陆逊道:“蜀军所图甚大,无意、也没有时间入山追击,无须担忧半点。还有,蜀军素来标榜仁义,这种事情他们应不会做。或者说,眼下并无人会这样去做。”

“属下明白了,多谢将军赐教。”和塘认真说道。

“无妨。”陆逊颔首。

……

陆逊率两千羌骑回返沓中之时,大魏前将军满宠也终于率领征辽东的大部人马,抵达到了许昌城外。

身为侍中的裴潜,又一次代表皇帝,出城十里前来迎接。由于身旁只有裴潜一名侍中,是以每每都是裴潜代劳。

但裴潜往往乐在其中,并无半点厌倦的意思。能替皇帝从事这种礼仪活动,这本身就能说明恩宠与待遇。

上一个这样的角色,就是辛毗辛侍中,如今此人已经做到九卿之一的卫尉了。

眼见大军渐渐临近,裴潜也打马上前,来到了满宠等人的面前。

“满将军,别来无恙。”裴潜笑着拱手道:“陛下今日遣我来迎满将军,前方设了仪仗、设了鼓吹,还请满将军风光入城。”

原本坐在马上的满宠,听闻裴潜之语,当即下马朝着许昌城的方向恭敬一礼:“臣满宠拜谢陛下!”

谢过之后,满宠复又坐回马上,笑着同裴潜拱手回礼:“有劳裴侍中了。我与陛下数月未见,虽然其间常有书信往来,却也难掩思念之情。”

“圣躬安否?”

“陛下万金之躯,当然安妥。”裴潜笑着应了一声,眼神瞥到了满宠侧后方安静坐于马上的卑衍,随即开口问道:

“满将军,卢侍中可随大军一同回来了?”

满宠点头道:“两日前,卢侍中率着匈奴轻骑,方才赶上我部。眼下卢侍中正在后面匈奴军中,我稍后便召他上前。”

“甚好,甚好。”裴潜还是笑眯眯的,又朝着卑衍问候了一句。

卑衍就等着这句话呢,也随即向裴潜回礼。

一行人等继续向前,鼓吹在前,仪仗在前,一时风光无比。

不过,满宠不会在意这些虚礼,而是朝着与自己并驾齐驱的裴潜,问起了近日来的许昌形势:

“敢问裴侍中,近来扬州、荆州战事可有变动之处?我上次收到刘子扬关于战事的书信,已是五日前了,按着日期,应有七、八日了。

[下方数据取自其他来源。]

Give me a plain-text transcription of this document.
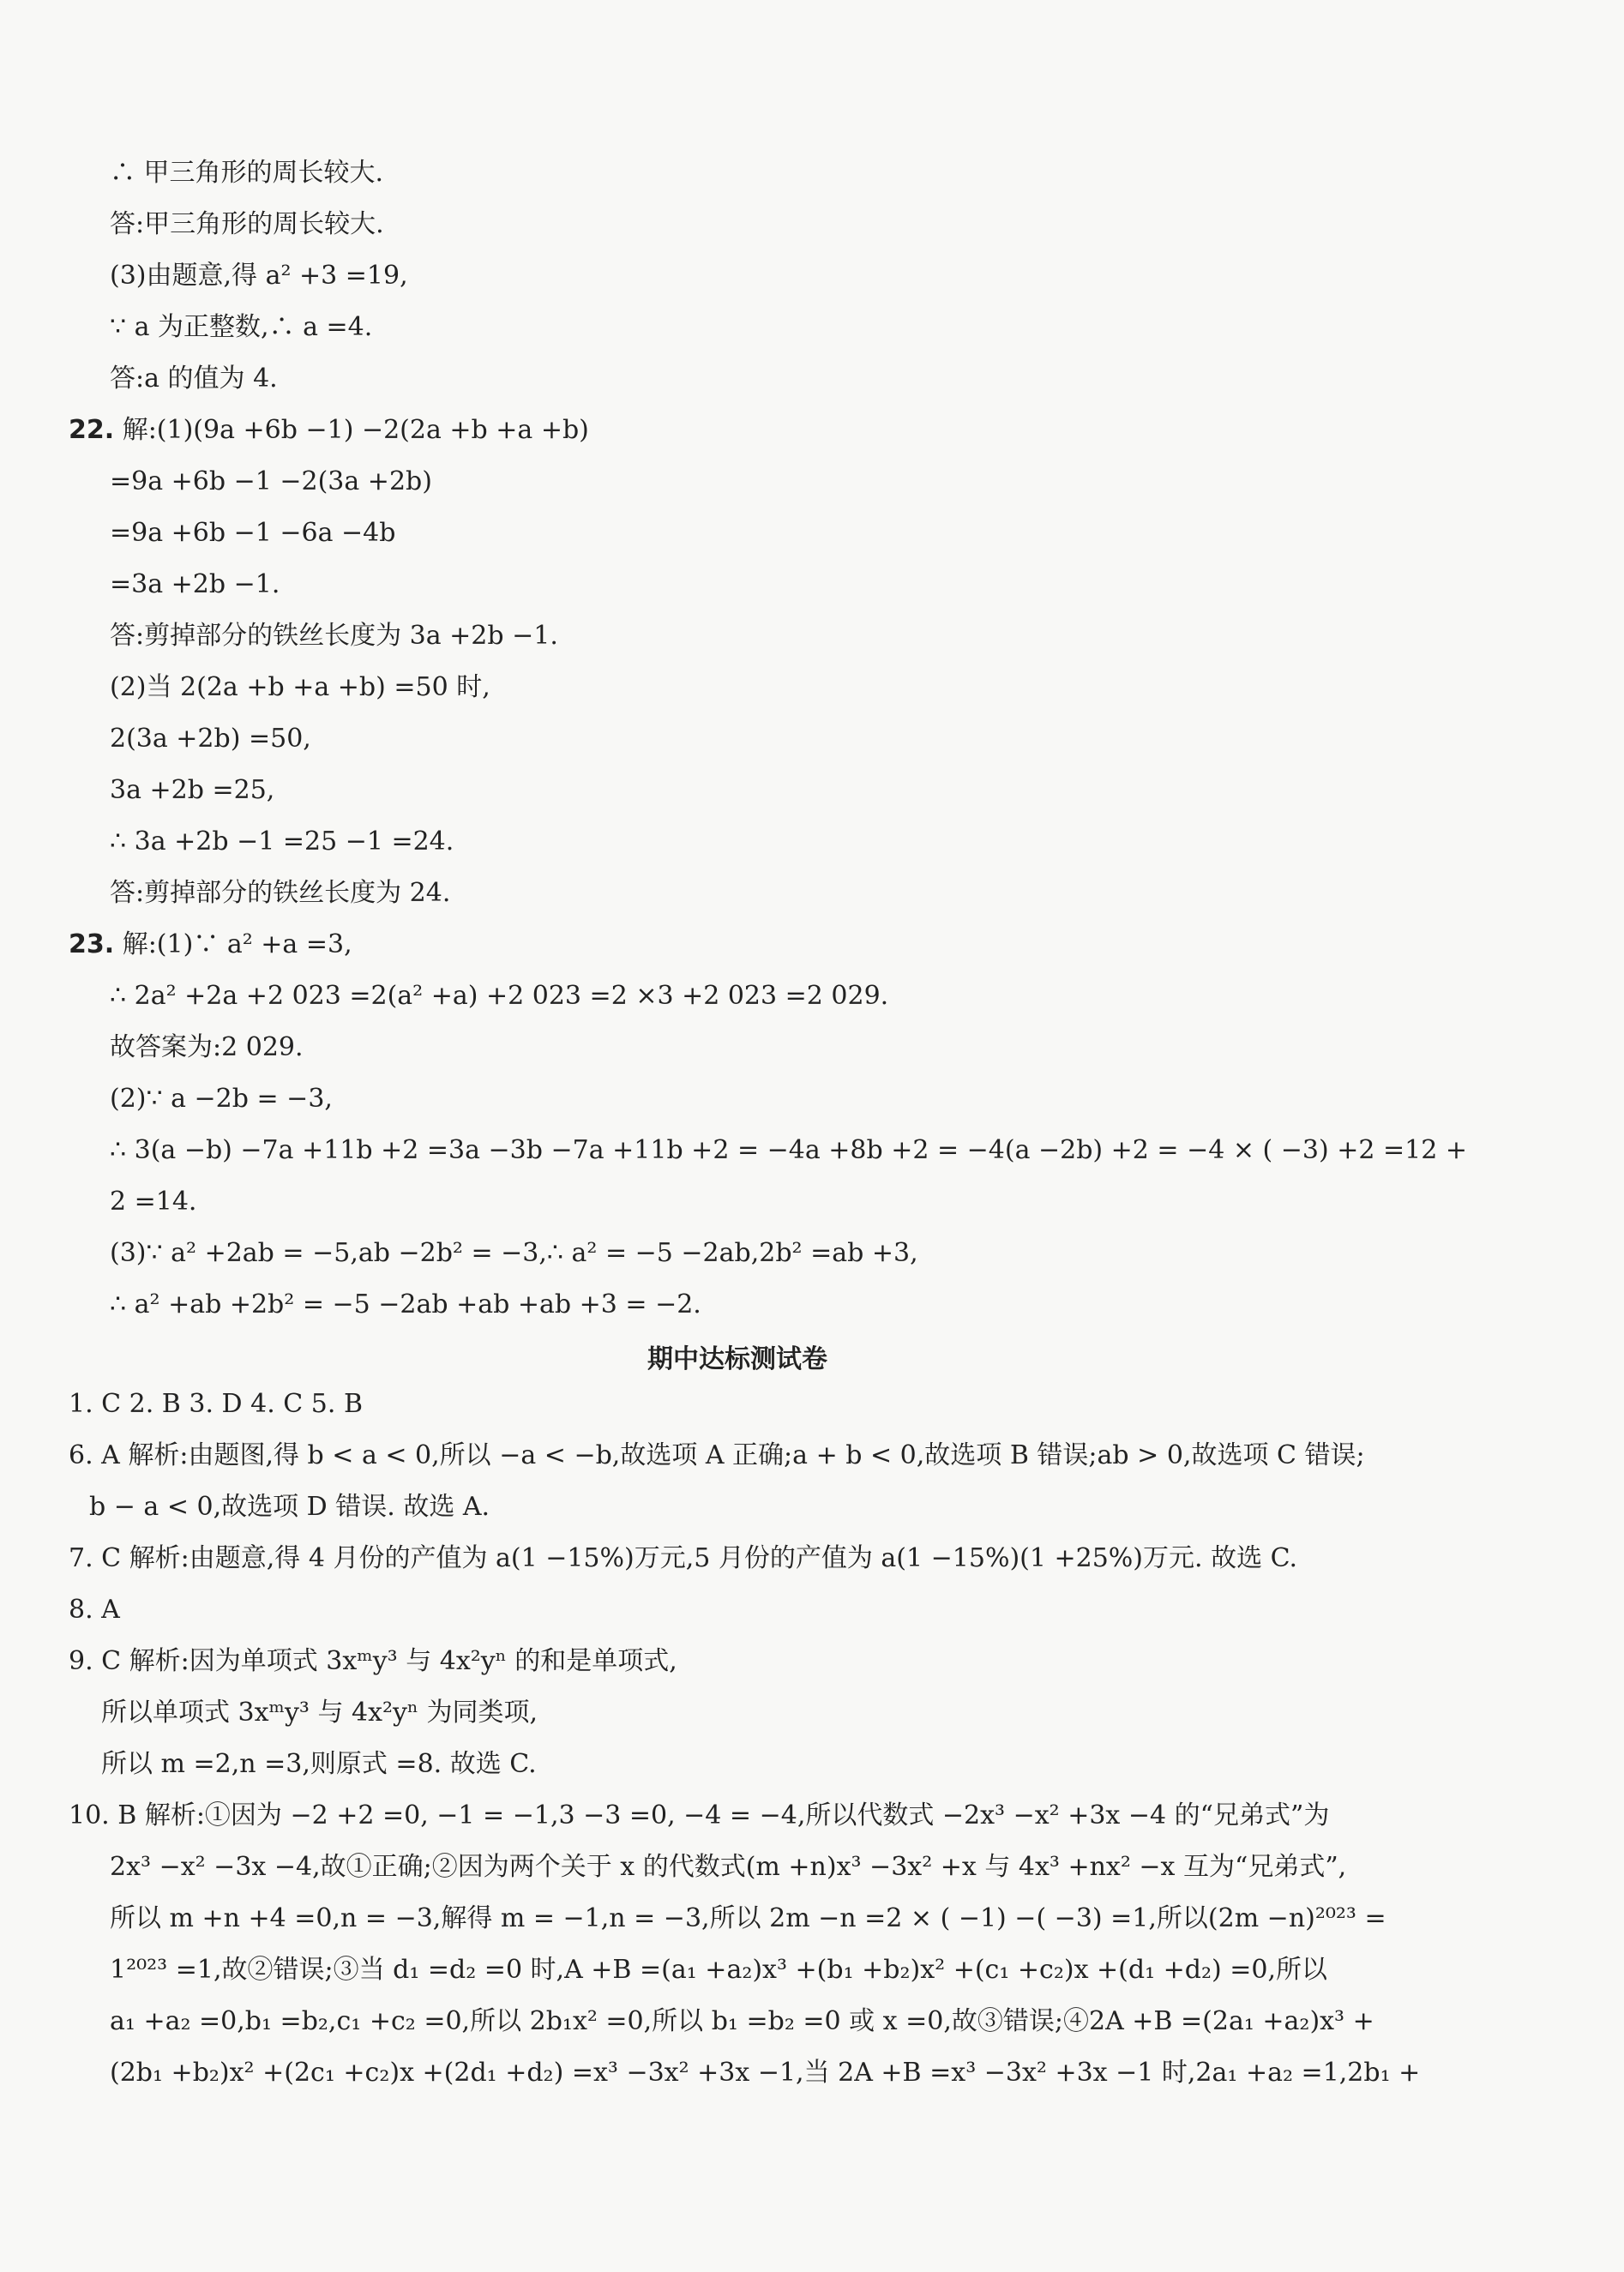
∴ 甲三角形的周长较大.
答:甲三角形的周长较大.
(3)由题意,得 a² +3 =19,
∵ a 为正整数,∴ a =4.
答:a 的值为 4.
22. 解:(1)(9a +6b −1) −2(2a +b +a +b)
=9a +6b −1 −2(3a +2b)
=9a +6b −1 −6a −4b
=3a +2b −1.
答:剪掉部分的铁丝长度为 3a +2b −1.
(2)当 2(2a +b +a +b) =50 时,
2(3a +2b) =50,
3a +2b =25,
∴ 3a +2b −1 =25 −1 =24.
答:剪掉部分的铁丝长度为 24.
23. 解:(1)∵ a² +a =3,
∴ 2a² +2a +2 023 =2(a² +a) +2 023 =2 ×3 +2 023 =2 029.
故答案为:2 029.
(2)∵ a −2b = −3,
∴ 3(a −b) −7a +11b +2 =3a −3b −7a +11b +2 = −4a +8b +2 = −4(a −2b) +2 = −4 × ( −3) +2 =12 +
2 =14.
(3)∵ a² +2ab = −5,ab −2b² = −3,∴ a² = −5 −2ab,2b² =ab +3,
∴ a² +ab +2b² = −5 −2ab +ab +ab +3 = −2.
期中达标测试卷
1. C 2. B 3. D 4. C 5. B
6. A 解析:由题图,得 b < a < 0,所以 −a < −b,故选项 A 正确;a + b < 0,故选项 B 错误;ab > 0,故选项 C 错误;
b − a < 0,故选项 D 错误. 故选 A.
7. C 解析:由题意,得 4 月份的产值为 a(1 −15%)万元,5 月份的产值为 a(1 −15%)(1 +25%)万元. 故选 C.
8. A
9. C 解析:因为单项式 3xᵐy³ 与 4x²yⁿ 的和是单项式,
所以单项式 3xᵐy³ 与 4x²yⁿ 为同类项,
所以 m =2,n =3,则原式 =8. 故选 C.
10. B 解析:①因为 −2 +2 =0, −1 = −1,3 −3 =0, −4 = −4,所以代数式 −2x³ −x² +3x −4 的“兄弟式”为
2x³ −x² −3x −4,故①正确;②因为两个关于 x 的代数式(m +n)x³ −3x² +x 与 4x³ +nx² −x 互为“兄弟式”,
所以 m +n +4 =0,n = −3,解得 m = −1,n = −3,所以 2m −n =2 × ( −1) −( −3) =1,所以(2m −n)²⁰²³ =
1²⁰²³ =1,故②错误;③当 d₁ =d₂ =0 时,A +B =(a₁ +a₂)x³ +(b₁ +b₂)x² +(c₁ +c₂)x +(d₁ +d₂) =0,所以
a₁ +a₂ =0,b₁ =b₂,c₁ +c₂ =0,所以 2b₁x² =0,所以 b₁ =b₂ =0 或 x =0,故③错误;④2A +B =(2a₁ +a₂)x³ +
(2b₁ +b₂)x² +(2c₁ +c₂)x +(2d₁ +d₂) =x³ −3x² +3x −1,当 2A +B =x³ −3x² +3x −1 时,2a₁ +a₂ =1,2b₁ +
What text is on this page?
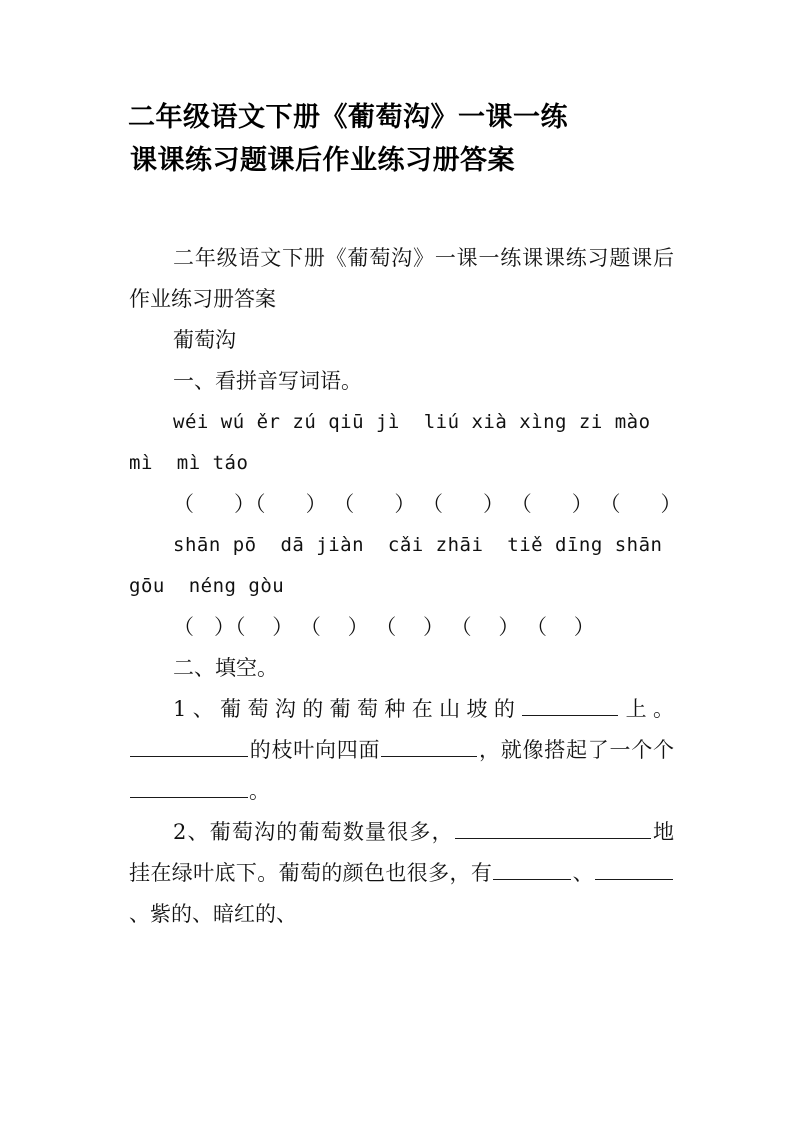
二年级语文下册《葡萄沟》一课一练
课课练习题课后作业练习册答案

二年级语文下册《葡萄沟》一课一练课课练习题课后作业练习册答案

葡萄沟

一、看拼音写词语。

wéi wú ěr zú qiū jì  liú xià xìng zi mào mì  mì táo

（      ）（      ） （      ） （      ） （      ） （      ）

shān pō  dā jiàn  cǎi zhāi  tiě dīng shān gōu  néng gòu

（   ）（    ） （    ） （    ） （    ） （    ）

二、填空。

1、葡萄沟的葡萄种在山坡的	上。的枝叶向四面	，就像搭起了一个个。

2、葡萄沟的葡萄数量很多，	地挂在绿叶底下。葡萄的颜色也很多，有	、、紫的、暗红的、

”

七、八日了?

裴潜听了这个时间,心中暗暗记下,而后说道:“也是,该与满将军说的。或许满将军还不知,徐元直统兵在樊城外破了吴军之围,樊城之危已解,不过汉水以北还有一处淯口坞尚在,仍待拔除。”

“扬州那边,陈司徒已经亲自率军三万,大举南下进逼濡须,扬州刺史蒋子通总督修城之事,扬州此时也忙碌起来了。”